At any rate, a problematical loss to the world was a great gain to Edinburgh. Smith, though personally the most frugal, was also the most hospitable, genial, and charitable of men. Hume’s death, indeed, left a gap that could not be filled. But every city in Europe might still envy Edinburgh her Republic of Letters. Robertson the historian, who formed with Hume and Gibbon what Gibbon proudly called the Triumvirate, and Adam Ferguson, a little jealous at this time of his greater rival, lived outside the town. Black, too, who had taken Hume’s place as Smith’s dearest living friend, had what was in those days a country house, now the Royal Blind Asylum in Nicolson Street. Kames, Hailes, and Monboddo, Sir John Dalrymple and Dugald Stewart, and many other minor celebrities, lived close at hand. Smith seems to have kept something like open house. His Sunday suppers were remembered long after his death, and many distinguished visitors to Edinburgh enjoyed the hospitality of Panmure House.

He loved good conversation. In Glasgow and in London he had belonged to several dining-clubs, and he now helped to found another. Swediaur, a Parisian doctor, wrote from Edinburgh in 1784 to Jeremy Bentham: “we have a club here which consists of nothing but philosophers.” They met every Friday at two o’clock in a Grassmarket tavern, and the Frenchman found it “a most enlightened, agreeable, cheerful, and social company.” Smith, Black, and Hutton, the fathers of the three modern sciences of political economy, modern chemistry, and modern geology, were the illustrious founders of this society. All three, wrote another member, Professor John Playfair, had enlarged views and wide information, “without any of the stateliness which men of letters think it sometimes necessary to affect; ... and as the sincerity of their friendship had never been darkened by the least shade of envy, it would be hard to find an example where everything favourable to good society was more perfectly united, and everything adverse more entirely excluded.” Henry Mackenzie, who wrote the Man of Feeling, and Dugald Stewart were also members.

The club was called the Oyster Club, though Hutton was an abstainer, Black a vegetarian, and Smith’s only extravagant taste was for lump sugar.

“We shall never,” wrote Sir Walter Scott in some recollections of these “old Northern Lights,” which appeared in an early number of the Quarterly Review, “forget one particular evening when he [Smith] put an elderly maiden lady who presided at the tea-table to sore confusion by neglecting utterly her invitation to be seated, and walking round and round the circle, stopping ever and anon to steal a lump from the sugar basin, which the venerable spinster was at length constrained to place on her own knee, as the only method of securing it from his uneconomical depredations. His appearance mumping the eternal sugar was something indescribable.” Sir Walter was a schoolfellow of young David Douglas; and the incident no doubt took place in Panmure House, where Miss Douglas would naturally preside at the tea-table.

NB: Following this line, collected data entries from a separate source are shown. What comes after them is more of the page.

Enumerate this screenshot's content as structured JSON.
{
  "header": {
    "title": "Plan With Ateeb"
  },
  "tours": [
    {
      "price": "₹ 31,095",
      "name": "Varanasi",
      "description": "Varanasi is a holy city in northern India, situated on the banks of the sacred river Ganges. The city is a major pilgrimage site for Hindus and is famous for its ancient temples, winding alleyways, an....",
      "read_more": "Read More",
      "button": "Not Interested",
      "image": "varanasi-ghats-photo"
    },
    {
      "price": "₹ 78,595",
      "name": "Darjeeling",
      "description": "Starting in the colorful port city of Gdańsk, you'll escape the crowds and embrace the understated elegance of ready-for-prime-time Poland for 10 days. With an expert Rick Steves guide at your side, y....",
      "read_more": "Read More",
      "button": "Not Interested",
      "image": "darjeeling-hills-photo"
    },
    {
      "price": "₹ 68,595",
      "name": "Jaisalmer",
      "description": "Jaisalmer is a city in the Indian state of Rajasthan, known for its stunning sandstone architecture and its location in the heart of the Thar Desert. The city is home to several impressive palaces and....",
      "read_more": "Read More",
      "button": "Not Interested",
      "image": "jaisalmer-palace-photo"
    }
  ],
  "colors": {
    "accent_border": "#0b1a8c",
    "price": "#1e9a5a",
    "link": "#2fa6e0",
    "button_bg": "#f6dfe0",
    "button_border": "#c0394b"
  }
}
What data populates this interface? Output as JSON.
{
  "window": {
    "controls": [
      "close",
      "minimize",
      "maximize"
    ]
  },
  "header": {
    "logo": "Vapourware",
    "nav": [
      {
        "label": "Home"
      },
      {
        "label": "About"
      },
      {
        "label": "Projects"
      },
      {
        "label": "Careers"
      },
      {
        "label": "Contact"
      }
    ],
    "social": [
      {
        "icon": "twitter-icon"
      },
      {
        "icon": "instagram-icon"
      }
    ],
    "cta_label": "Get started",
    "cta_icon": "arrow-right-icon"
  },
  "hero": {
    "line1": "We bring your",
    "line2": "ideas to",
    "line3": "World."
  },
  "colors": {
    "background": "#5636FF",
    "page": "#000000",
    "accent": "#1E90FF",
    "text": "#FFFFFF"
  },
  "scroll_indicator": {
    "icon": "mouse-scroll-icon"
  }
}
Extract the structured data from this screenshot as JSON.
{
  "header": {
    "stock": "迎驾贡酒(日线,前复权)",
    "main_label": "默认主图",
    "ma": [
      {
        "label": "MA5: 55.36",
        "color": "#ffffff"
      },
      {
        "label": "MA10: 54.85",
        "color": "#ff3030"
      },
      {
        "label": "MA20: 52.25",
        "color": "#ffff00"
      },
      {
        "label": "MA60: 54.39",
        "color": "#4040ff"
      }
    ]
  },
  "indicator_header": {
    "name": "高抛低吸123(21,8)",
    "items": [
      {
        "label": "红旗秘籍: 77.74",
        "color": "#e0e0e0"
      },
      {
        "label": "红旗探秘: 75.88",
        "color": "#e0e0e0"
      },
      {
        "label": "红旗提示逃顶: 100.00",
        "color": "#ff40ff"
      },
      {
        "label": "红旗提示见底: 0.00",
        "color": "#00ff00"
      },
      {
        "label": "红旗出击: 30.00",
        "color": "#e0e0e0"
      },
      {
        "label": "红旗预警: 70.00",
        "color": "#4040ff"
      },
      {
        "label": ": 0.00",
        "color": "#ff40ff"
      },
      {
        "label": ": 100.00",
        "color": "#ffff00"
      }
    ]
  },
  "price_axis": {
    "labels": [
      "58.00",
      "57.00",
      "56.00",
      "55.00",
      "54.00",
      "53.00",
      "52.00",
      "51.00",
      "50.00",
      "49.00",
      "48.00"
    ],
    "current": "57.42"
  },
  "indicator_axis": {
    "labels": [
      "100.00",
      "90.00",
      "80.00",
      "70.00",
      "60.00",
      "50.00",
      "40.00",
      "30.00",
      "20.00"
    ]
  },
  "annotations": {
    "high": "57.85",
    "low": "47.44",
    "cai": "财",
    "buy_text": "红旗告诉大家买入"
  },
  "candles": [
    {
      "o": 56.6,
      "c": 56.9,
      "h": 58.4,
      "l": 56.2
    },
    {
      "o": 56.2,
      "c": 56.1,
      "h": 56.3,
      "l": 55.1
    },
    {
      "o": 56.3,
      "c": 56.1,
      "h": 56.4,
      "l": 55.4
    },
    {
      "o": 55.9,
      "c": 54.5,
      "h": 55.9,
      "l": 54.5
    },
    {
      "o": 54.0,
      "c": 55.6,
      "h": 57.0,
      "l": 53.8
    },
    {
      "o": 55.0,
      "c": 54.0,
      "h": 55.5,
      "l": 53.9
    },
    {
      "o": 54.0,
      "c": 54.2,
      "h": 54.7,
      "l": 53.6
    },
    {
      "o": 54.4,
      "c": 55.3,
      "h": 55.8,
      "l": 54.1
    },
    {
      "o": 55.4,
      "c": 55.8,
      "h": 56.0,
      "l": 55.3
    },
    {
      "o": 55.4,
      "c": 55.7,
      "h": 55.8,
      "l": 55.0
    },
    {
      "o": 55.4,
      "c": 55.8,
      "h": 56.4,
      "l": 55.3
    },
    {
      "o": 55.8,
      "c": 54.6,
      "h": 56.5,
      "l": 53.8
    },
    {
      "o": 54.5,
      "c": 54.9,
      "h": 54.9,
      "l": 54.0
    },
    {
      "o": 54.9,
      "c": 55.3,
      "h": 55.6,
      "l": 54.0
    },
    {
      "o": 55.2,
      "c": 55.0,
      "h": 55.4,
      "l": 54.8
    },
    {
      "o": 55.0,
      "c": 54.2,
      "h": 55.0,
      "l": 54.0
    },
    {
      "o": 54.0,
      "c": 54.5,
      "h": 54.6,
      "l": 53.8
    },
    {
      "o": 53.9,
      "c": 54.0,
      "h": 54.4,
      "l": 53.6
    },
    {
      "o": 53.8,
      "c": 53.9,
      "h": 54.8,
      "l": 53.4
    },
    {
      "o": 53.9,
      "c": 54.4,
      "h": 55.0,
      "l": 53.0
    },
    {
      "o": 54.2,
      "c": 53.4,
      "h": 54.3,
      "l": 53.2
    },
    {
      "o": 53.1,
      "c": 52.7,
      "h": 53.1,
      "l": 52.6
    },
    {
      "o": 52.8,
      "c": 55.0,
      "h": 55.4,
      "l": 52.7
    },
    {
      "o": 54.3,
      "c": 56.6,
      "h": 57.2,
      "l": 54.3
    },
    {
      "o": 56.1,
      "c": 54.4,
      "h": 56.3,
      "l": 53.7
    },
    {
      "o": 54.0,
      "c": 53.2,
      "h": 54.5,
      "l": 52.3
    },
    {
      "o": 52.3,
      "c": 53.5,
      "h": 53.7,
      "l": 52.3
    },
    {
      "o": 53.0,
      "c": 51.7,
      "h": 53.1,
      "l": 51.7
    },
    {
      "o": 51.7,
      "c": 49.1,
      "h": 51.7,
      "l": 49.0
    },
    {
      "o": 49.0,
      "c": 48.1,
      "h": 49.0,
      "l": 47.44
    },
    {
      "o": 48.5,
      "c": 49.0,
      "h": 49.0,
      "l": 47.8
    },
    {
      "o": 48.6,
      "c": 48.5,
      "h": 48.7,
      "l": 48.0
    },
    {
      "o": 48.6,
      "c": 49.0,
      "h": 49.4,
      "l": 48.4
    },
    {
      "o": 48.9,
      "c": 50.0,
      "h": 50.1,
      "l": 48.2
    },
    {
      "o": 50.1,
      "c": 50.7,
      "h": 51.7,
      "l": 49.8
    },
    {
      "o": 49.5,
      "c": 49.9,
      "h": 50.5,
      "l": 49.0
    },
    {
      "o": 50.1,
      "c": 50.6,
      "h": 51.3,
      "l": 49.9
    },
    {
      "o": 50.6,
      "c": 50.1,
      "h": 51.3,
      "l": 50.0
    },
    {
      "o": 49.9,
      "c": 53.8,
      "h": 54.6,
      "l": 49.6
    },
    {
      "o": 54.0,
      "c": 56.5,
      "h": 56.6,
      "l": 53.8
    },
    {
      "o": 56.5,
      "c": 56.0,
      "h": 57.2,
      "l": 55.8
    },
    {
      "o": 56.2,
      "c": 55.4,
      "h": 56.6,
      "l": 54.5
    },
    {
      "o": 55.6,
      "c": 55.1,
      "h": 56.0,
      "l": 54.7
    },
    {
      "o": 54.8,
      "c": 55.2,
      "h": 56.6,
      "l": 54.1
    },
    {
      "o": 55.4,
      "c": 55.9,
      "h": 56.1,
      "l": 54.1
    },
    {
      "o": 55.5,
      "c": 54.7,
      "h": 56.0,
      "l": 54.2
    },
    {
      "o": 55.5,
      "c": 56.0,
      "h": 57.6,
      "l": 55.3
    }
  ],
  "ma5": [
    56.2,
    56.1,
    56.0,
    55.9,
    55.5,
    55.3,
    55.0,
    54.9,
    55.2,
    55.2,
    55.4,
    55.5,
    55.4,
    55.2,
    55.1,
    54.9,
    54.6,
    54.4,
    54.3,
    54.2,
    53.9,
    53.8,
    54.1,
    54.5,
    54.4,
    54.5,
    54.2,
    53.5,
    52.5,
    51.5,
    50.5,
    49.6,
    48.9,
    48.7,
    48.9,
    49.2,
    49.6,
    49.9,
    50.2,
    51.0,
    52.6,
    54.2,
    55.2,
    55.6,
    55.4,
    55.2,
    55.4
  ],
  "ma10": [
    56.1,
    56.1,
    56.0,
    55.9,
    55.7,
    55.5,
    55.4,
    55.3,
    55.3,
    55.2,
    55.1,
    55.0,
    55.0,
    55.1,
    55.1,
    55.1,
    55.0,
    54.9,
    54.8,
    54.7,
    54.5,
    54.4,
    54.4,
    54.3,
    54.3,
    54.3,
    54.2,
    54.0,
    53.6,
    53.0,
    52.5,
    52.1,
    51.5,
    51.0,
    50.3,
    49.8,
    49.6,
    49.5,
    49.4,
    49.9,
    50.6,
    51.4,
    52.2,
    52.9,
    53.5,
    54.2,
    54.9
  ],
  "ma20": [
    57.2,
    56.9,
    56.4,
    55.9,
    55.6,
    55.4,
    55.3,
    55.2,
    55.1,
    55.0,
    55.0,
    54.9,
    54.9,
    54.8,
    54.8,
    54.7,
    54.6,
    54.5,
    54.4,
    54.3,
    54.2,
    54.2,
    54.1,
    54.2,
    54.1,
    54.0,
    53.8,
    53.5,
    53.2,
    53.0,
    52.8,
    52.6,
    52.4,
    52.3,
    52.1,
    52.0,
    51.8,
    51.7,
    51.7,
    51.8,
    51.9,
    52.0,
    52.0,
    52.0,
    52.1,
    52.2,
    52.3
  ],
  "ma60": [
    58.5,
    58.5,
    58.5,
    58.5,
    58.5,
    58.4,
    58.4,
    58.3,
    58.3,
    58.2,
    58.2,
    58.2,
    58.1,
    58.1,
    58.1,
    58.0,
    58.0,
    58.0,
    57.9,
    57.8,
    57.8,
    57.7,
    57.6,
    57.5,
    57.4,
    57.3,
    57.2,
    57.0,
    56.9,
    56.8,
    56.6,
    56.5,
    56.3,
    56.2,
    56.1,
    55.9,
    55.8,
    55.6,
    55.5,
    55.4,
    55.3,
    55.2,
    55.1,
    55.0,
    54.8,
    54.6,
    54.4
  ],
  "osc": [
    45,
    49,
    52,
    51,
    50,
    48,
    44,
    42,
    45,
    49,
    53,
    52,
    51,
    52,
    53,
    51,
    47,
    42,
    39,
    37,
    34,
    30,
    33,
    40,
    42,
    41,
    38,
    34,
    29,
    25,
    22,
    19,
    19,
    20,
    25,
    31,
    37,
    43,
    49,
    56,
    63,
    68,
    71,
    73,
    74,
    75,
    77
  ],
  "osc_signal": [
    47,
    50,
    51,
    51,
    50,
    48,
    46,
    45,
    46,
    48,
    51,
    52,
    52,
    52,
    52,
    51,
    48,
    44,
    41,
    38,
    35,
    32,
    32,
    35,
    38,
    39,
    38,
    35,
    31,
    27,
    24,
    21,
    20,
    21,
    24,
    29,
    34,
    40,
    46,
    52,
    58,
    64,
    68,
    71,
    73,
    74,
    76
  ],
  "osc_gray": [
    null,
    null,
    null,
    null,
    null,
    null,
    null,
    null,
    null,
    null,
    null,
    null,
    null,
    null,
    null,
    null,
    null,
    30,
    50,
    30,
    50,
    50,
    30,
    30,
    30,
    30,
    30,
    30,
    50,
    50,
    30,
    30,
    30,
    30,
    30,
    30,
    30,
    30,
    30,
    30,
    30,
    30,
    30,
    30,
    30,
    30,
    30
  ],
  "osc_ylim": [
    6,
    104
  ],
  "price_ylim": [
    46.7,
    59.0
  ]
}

Scott had a vivid recollection of Black and Hutton. The former used the English pronunciation, and spoke with punctilious accuracy of expression. He wore the formal full-dress habit then imposed on members of the medical faculty. Dr. Hutton’s dress had the simplicity of a Quaker’s, and he used a broad Scotch accent which often heightened his humour. Sir Walter told an amusing anecdote which may, perhaps, explain why the dining society, founded by the three philosophers, was called the Oyster Club. It so chanced that Black and Hutton had held some discourse together upon the folly of abstaining from feeding on the crustaceous creatures of the land, when those of the sea were considered as delicacies. Snails were known to be nutritious and wholesome, even “sanative” in some cases. The epicures of ancient Rome enumerated the snails of Lucca among the richest and rarest delicacies, and the modern Italians still held them in esteem. So a gastronomic experiment was resolved on. The snails were procured, dieted for a time, then stewed.